It has been a forgettable few months for Kuldeep Yadav. After a poor stint at the IPL with Kolkata Knight Riders last year where he played just five matches and picked up only one wicket, he was mostly relegated to the bench for India's tour of Australia, as well as the home series against England.
After being sidelined for the entire five-match T20I series against England which India won 3-2, Yadav eventually got his chance in the ODIs, being selected for the first two matches. However, he once again struggled to make an impact, going wicketless and conceding 152 runs across the two games.
Yadav had a particularly torrid time against Ben Stokes in the second ODI in Pune, conceding 20 runs in an over, including three consecutive sixes because he "didn't understand what length to bowl" and "didn't have any assistance on the pitch". It allowed England to chase down a target of 337 inside 44 overs.
Yadav admitted that rust was an issue with his performances, but that he is also "not at all worried" about what the future holds.
"If you're playing regularly, you get an idea about the length and can quickly identify what length to bowl," Yadav told Mid Day. "But when you're playing with breaks, the length may sometimes be a little up or short. If I work hard on my lengths, it will help me bowl better.

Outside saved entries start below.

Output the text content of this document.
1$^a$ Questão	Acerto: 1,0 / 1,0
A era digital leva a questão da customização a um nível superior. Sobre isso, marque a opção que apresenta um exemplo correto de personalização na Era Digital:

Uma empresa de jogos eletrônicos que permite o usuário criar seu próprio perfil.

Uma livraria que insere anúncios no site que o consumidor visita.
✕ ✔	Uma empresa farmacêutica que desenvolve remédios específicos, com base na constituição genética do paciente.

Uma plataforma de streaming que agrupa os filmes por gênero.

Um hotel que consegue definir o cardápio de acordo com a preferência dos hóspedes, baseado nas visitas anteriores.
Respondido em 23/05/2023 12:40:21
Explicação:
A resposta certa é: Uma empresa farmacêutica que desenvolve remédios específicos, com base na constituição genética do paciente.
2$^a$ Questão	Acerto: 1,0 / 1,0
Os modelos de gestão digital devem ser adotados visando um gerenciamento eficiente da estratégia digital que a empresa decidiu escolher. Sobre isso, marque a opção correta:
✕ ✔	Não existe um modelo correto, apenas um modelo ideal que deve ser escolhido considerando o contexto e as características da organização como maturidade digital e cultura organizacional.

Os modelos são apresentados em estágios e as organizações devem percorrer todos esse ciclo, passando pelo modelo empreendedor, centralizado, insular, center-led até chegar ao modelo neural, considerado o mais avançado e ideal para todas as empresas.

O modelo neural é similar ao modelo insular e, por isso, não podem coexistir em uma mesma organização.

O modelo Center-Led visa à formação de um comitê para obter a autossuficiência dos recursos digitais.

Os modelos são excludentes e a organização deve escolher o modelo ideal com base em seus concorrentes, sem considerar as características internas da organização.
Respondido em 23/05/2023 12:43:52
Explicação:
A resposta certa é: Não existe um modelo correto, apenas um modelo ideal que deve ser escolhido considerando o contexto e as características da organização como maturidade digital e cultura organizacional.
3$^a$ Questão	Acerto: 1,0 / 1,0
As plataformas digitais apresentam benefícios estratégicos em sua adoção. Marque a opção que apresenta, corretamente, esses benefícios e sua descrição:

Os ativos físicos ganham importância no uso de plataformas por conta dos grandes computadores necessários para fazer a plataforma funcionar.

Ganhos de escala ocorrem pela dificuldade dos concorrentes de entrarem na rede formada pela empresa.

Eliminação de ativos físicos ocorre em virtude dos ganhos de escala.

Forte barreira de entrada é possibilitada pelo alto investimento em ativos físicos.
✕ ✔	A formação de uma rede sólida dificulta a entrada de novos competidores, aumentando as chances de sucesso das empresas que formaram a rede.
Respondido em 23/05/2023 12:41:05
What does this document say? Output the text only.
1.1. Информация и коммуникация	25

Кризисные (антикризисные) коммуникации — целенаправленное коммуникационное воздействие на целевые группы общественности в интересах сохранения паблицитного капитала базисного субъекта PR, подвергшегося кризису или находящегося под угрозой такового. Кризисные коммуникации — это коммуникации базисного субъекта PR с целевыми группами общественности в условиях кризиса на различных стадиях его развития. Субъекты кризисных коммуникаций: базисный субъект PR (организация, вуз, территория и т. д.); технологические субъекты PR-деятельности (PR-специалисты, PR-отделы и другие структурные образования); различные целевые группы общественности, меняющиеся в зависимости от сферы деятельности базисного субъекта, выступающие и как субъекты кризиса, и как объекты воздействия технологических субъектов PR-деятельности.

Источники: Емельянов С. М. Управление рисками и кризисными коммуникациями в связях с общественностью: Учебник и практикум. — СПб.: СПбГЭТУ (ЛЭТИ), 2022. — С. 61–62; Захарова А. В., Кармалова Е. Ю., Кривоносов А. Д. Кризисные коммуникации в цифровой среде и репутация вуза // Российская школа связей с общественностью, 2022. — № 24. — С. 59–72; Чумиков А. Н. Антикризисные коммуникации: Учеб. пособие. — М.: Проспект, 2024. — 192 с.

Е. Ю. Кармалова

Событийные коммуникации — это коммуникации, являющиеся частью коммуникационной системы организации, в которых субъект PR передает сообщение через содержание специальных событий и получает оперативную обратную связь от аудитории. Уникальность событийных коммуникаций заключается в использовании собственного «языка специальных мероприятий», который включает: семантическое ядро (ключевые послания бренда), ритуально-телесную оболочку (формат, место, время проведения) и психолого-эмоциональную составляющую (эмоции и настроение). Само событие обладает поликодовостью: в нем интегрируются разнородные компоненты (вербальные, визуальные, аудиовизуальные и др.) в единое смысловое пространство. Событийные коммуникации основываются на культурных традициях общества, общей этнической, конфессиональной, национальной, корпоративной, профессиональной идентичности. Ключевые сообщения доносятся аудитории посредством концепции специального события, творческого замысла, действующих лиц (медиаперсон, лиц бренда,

"The first game was very important as I was playing after a long time. I didn't get into a good rhythm in that match. Had I been playing regularly, rhythm would not have been an issue. I made a good comeback after the first over [conceding 13 runs]. In the second game, I bowled better. It's just that there was no assistance for spin on the pitch, so I didn't get the desired results. On flat pitches, length is crucial. It was difficult for spinners in the ODIs, all went for runs."
Yadav also dismissed talk that batsmen had him "figured out", insisting that his main job was "to keep improving" and not focus on anything else.
"I don't pay attention to all this talk. It's important that I keep improving my skills and be as accurate as possible. If you're playing regularly, batsmen tend to read you. If they are getting comfortable playing me, then my job as a bowler is to keep improving. And that's why I look to add or change a few things every time.
"Despite all the analysis, batsmen still find ways to score runs and bowlers still find different methods to take wickets. There are other factors, too, like form, rhythm and confidence. If [your] confidence is high, you'll start taking wickets and people will again start talking good things about you.
"My job is to be ready whenever the opportunity arises. The team management has always communicated to me the reason why I wasn't getting a place in the XI. They have always backed me and I am not at all worried. I keep working hard in training sessions and do whatever the team needs."